Using Technology in an Urban Environment

 I recently read The Technology Fix by William D. Pflaum, and in one of his chapters he visited a high school in a major city in the Southeast. The school district  purchased the initial start up using federal grants and then have to have the money from their budget to continue to support the projects though rising costs and declining economic issues make this more difficult.  At Longworth, the students use the technology on a daily basis.  As a math teacher two teachers caught my eye as I was reading.   The first was the technology coordinator, Ramona, who teaches her students the Oracle programming.  The teacher engages students and demonstrates how the course is important and applicable.  Students are engaged and hold each other accountable.  In the book the author describes the reaction when he asks the question "What's the biggest challenge in this class?"  The student answer's were "The network is down 25 percent of the time"..."I don't have a computer at home"  and other students responded that the computer lab is open in the morning and that the student could go to the library and the consensus that the network was actually only down "2 to 3 percent of the time."  The other teacher that attracted my attention was the 9th grade math teacher, Larry Purcell, who uses the computer labs to complete several Microsoft Excel activities.  He felt this was important because it prepares the students for the future and that is what he thinks about for them.

I taught at Martin Luther King High School in the Philadelphia School District for four years before moving to the Methacton School District. I really felt that this story was where the Philadelphia School District (PSD) is heading.  My first year as a teacher I couldn't get enough technology.  I started with an LCD projector, shining typed notes on the chalkboard and writing over top of the notes.  I would speak with every administrator and ask for more technology or anything that they had.  At the time my school only had a handful of Promethean Interactive Whiteboards.  The next year ten SMARTboard Interactive Whiteboards were added and the year after that a SMARTboard was installed in my room and a Macbook laptop.  The district did an excellent job training the teachers, by sending each to several full day professional development sessions on SMARTnotebook and the tools that teachers could use in their classrooms. What is going on now in PSD is a lack of funding.  As teachers are getting laid off, I can see the technology advances slowing down or halting as in the Longworth High School the upkeep of the system was estimated to cost $300,000 and the school's budget was only $10,000.
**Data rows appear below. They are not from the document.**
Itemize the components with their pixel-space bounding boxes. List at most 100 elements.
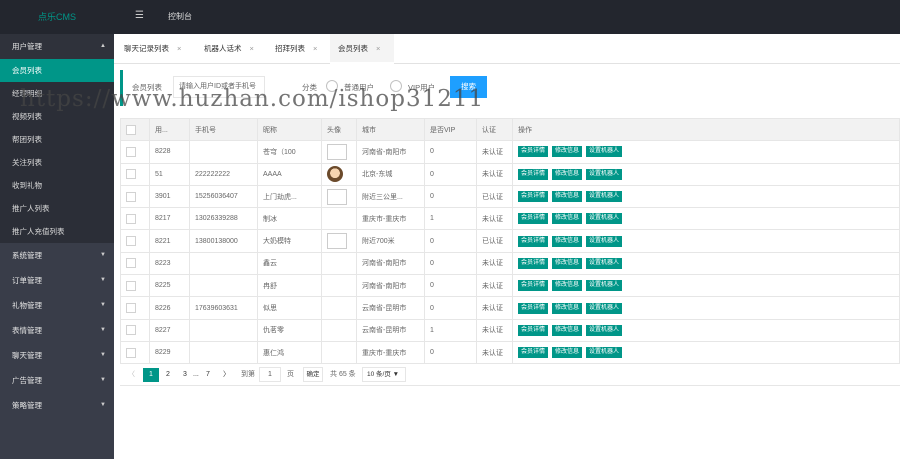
- checkbox[interactable]: [126, 191, 136, 202]
- cell-id: 51: [149, 162, 190, 186]
- member-detail-button[interactable]: 会员详情: [518, 302, 549, 314]
- set-robot-button[interactable]: 设置机器人: [586, 168, 623, 180]
- checkbox[interactable]: [126, 213, 136, 224]
- checkbox[interactable]: [126, 280, 136, 291]
- radio-vip-user[interactable]: [390, 80, 402, 92]
- edit-info-button[interactable]: 修改信息: [552, 191, 583, 203]
- page-7[interactable]: 7: [206, 368, 210, 382]
- cell-city: 河南省-南阳市: [356, 140, 425, 164]
- col-id[interactable]: 用...: [149, 117, 190, 142]
- member-detail-button[interactable]: 会员详情: [518, 191, 549, 203]
- edit-info-button[interactable]: 修改信息: [552, 324, 583, 336]
- checkbox[interactable]: [126, 146, 136, 157]
- sidebar-item[interactable]: 经理明细: [0, 82, 114, 105]
- caret-down-icon: ▼: [100, 402, 106, 408]
- sidebar-item[interactable]: 关注列表: [0, 151, 114, 174]
- edit-info-button[interactable]: 修改信息: [552, 168, 583, 180]
- sidebar-item[interactable]: 会员列表: [0, 59, 114, 82]
- member-detail-button[interactable]: 会员详情: [518, 280, 549, 292]
- sidebar-group[interactable]: 礼物管理 ▼: [0, 293, 114, 318]
- sidebar-group[interactable]: 系统管理 ▼: [0, 243, 114, 268]
- set-robot-button[interactable]: 设置机器人: [586, 302, 623, 314]
- set-robot-button[interactable]: 设置机器人: [586, 257, 623, 269]
- checkbox[interactable]: [126, 258, 136, 269]
- sidebar-group[interactable]: 用户管理 ▲: [0, 34, 114, 59]
- edit-info-button[interactable]: 修改信息: [552, 280, 583, 292]
- cell-auth: 未认证: [476, 340, 513, 365]
- radio-normal-user[interactable]: [326, 80, 338, 92]
- member-detail-button[interactable]: 会员详情: [518, 168, 549, 180]
- set-robot-button[interactable]: 设置机器人: [586, 324, 623, 336]
- member-detail-button[interactable]: 会员详情: [518, 146, 549, 158]
- cell-auth: 未认证: [476, 162, 513, 186]
- member-detail-button[interactable]: 会员详情: [518, 213, 549, 225]
- sidebar-group[interactable]: 广告管理 ▼: [0, 368, 114, 393]
- page-3[interactable]: 3: [183, 368, 187, 382]
- logo: 点乐CMS: [0, 0, 114, 34]
- sidebar-item[interactable]: 帮团列表: [0, 128, 114, 151]
- select-all[interactable]: [120, 117, 150, 142]
- row-select: [120, 207, 150, 231]
- goto-page-input[interactable]: 1: [259, 367, 281, 382]
- member-detail-button[interactable]: 会员详情: [518, 235, 549, 247]
- table-row: 8226 17639603631 似思 云南省-昆明市 0 未认证 会员详情 修改信息 设置机器…: [120, 296, 900, 320]
- cell-vip: 0: [424, 296, 477, 320]
- sidebar-item[interactable]: 推广人充值列表: [0, 220, 114, 243]
- search-input[interactable]: 请输入用户ID或者手机号: [173, 76, 265, 98]
- tab-member-list[interactable]: 会员列表 ×: [330, 34, 394, 64]
- checkbox[interactable]: [126, 124, 136, 135]
- close-icon[interactable]: ×: [376, 44, 380, 53]
- nav-console[interactable]: 控制台: [168, 0, 192, 34]
- checkbox[interactable]: [126, 303, 136, 314]
- close-icon[interactable]: ×: [177, 44, 181, 53]
- menu-toggle-icon[interactable]: ☰: [135, 10, 144, 21]
- edit-info-button[interactable]: 修改信息: [552, 302, 583, 314]
- next-page-icon[interactable]: 〉: [223, 368, 230, 382]
- checkbox[interactable]: [126, 347, 136, 358]
- cell-phone: 13026339288: [189, 207, 258, 231]
- page-1[interactable]: 1: [143, 368, 159, 382]
- prev-page-icon[interactable]: 〈: [128, 368, 135, 382]
- edit-info-button[interactable]: 修改信息: [552, 213, 583, 225]
- member-detail-button[interactable]: 会员详情: [518, 347, 549, 359]
- page-2[interactable]: 2: [166, 368, 170, 382]
- member-detail-button[interactable]: 会员详情: [518, 324, 549, 336]
- set-robot-button[interactable]: 设置机器人: [586, 146, 623, 158]
- checkbox[interactable]: [126, 236, 136, 247]
- table-row: 8221 13800138000 大奶模特 附近700米 0 已认证 会员详情 修改信息 设置机…: [120, 229, 900, 253]
- page-ellipsis: ...: [193, 371, 199, 378]
- cell-avatar: [321, 274, 357, 298]
- cell-id: 8217: [149, 207, 190, 231]
- edit-info-button[interactable]: 修改信息: [552, 146, 583, 158]
- sidebar-item[interactable]: 收到礼物: [0, 174, 114, 197]
- set-robot-button[interactable]: 设置机器人: [586, 213, 623, 225]
- checkbox[interactable]: [126, 169, 136, 180]
- per-page-select[interactable]: 10 条/页 ▼: [362, 367, 406, 382]
- checkbox[interactable]: [126, 325, 136, 336]
- cell-avatar: [321, 229, 357, 253]
- set-robot-button[interactable]: 设置机器人: [586, 347, 623, 359]
- set-robot-button[interactable]: 设置机器人: [586, 280, 623, 292]
- sidebar-item[interactable]: 视频列表: [0, 105, 114, 128]
- tab-robot-script[interactable]: 机器人话术 ×: [196, 34, 268, 64]
- sidebar-group[interactable]: 表情管理 ▼: [0, 318, 114, 343]
- set-robot-button[interactable]: 设置机器人: [586, 191, 623, 203]
- sidebar-group[interactable]: 订单管理 ▼: [0, 268, 114, 293]
- edit-info-button[interactable]: 修改信息: [552, 257, 583, 269]
- search-button[interactable]: 搜索: [450, 76, 487, 98]
- cell-city: 重庆市-重庆市: [356, 207, 425, 231]
- close-icon[interactable]: ×: [250, 44, 254, 53]
- tab-chat-records[interactable]: 聊天记录列表 ×: [116, 34, 206, 64]
- sidebar-group[interactable]: 聊天管理 ▼: [0, 343, 114, 368]
- sidebar-group[interactable]: 策略管理 ▼: [0, 393, 114, 418]
- close-icon[interactable]: ×: [313, 44, 317, 53]
- cell-city: 云南省-昆明市: [356, 296, 425, 320]
- set-robot-button[interactable]: 设置机器人: [586, 235, 623, 247]
- sidebar-item[interactable]: 推广人列表: [0, 197, 114, 220]
- edit-info-button[interactable]: 修改信息: [552, 235, 583, 247]
- cell-city: 云南省-昆明市: [356, 318, 425, 342]
- member-detail-button[interactable]: 会员详情: [518, 257, 549, 269]
- edit-info-button[interactable]: 修改信息: [552, 347, 583, 359]
- goto-confirm-button[interactable]: 确定: [303, 367, 323, 382]
- tab-zhaopai-list[interactable]: 招拜列表 ×: [267, 34, 333, 64]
The students were very excited when the whiteboard was installed and I started using it right away.  The buy-in was greater and I was able to relate more math concepts to them by directing them into more real life applications through the internet.  My students had a passion for the internet and I integrated it into the lessons as often as I could.  I believe that technology will always expand the education of the students and as a future principal I want to be able to use the tools that are provided to their best potential.  The one thing that Pflaum mentioned was that their were many tools (software, DVD's and programs) that were not being used and some even never opened.  The biggest point he had to make on this was that if teachers do not have time to understand these programs then they are not going to be because the teachers don't have buy in.  Teachers need to have training and feel that the courses that they are using are going to help the students.  As principals, we need to be able to show the teachers how to use the data and give the teachers choices when at all possible on which software to use.  When we do this rather than just randomly dropping software or a new program each year we will empower our teachers and build an engaged learning environment.